Recently, while watching a high school hockey game. I was sitting with colleagues in the stands in amongst both home and opposing team supporters. It was a very heated game both on the field and off the field. I understand that parents want to cheer for their children. I can even try to understand their disappointment and frustration when the umpire’s calls go against their team. What I don’t understand is how some parents and spectators feel it is their place to criticise the umpires and the players on the opposing team. Not under their breath, mind you – loudly and with such hostility that it was impossible to ignore. It was unpleasant and really in poor form. We teach our children that they should never engage in a negative manner with others. We must, it follows, model this behaviour for our kids.

Shouting encouragement is always welcome and always positive. Chirping the players or officials is not. As parents and educators we have a responsibility to conduct ourselves as mature, supportive spectators who appreciate the efforts of everyone on the field – that includes the opposition. As the adults in the equation we have a responsibility to teach our children to respect the rules and those tasked with enforcing them - that means accepting the decisions of the officials.

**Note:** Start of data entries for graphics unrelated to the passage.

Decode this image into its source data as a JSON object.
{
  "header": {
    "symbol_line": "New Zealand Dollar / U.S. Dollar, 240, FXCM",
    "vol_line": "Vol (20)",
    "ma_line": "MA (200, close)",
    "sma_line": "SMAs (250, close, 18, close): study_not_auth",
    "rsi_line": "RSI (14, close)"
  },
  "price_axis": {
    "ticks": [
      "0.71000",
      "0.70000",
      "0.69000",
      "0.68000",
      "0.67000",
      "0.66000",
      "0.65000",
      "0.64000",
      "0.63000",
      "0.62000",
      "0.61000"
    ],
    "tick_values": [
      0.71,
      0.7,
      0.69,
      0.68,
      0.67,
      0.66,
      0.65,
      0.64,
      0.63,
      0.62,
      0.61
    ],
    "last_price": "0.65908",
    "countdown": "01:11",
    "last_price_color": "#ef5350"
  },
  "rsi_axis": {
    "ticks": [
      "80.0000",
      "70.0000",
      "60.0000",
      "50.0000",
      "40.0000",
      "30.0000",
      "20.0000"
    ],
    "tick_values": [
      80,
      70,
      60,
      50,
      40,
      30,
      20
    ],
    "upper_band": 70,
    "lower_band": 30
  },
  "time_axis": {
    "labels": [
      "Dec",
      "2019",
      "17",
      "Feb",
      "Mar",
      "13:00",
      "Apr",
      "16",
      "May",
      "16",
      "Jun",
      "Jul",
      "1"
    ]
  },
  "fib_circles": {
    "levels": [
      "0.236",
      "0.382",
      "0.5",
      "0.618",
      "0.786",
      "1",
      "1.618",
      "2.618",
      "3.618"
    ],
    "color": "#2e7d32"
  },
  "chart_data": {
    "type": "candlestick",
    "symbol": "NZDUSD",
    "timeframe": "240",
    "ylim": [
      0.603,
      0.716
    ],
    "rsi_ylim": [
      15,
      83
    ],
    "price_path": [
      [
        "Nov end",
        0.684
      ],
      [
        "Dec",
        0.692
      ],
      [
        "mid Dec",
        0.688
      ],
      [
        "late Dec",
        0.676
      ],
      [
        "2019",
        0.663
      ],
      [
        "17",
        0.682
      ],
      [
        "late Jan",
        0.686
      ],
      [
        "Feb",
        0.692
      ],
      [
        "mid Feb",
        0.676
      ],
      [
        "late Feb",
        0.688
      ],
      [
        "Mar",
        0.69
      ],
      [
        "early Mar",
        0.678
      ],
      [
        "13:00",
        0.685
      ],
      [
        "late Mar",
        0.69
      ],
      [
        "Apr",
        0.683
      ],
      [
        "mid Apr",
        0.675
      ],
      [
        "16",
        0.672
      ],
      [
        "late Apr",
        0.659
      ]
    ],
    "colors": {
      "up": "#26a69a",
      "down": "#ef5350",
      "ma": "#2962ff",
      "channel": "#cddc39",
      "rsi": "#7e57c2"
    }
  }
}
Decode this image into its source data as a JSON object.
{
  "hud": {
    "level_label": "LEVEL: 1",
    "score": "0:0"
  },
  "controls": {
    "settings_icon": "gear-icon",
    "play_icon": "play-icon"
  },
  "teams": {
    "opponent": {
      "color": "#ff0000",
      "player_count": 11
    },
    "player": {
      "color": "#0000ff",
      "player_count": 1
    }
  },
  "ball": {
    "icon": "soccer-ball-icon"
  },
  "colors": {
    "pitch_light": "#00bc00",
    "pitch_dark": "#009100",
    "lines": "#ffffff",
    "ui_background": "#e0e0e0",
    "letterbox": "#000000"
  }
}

Let us also never forget the context within which we are operating. This is school sport – not the Olympics! They aren’t professional players - they do not depend on this game for their living! Your children play sport for the love of the sport. They play to be part of a team, to enjoy healthy, physical competition. They should not be encouraged to “take him out” from a parent in the stands. We should be encouraging and congratulating all players on the field for great play or goals or tactics. Children love having parents there to support them – they are grateful for your interest and appreciate your encouragement. But their joy quickly turns to acute embarrassment when your support morphs into negative engagement with the coaches, referees, umpires or the opposition teams. And when it seems as if all the calls are against your team, this is the time, more than any other, that you need to be a positive role model for your child. Rather than make a spectacle of yourself on the sidelines, show respect for all around you – officials, coaches and opposition players but most importantly your own child. Remember always, even when they are the main attraction, our children are watching us.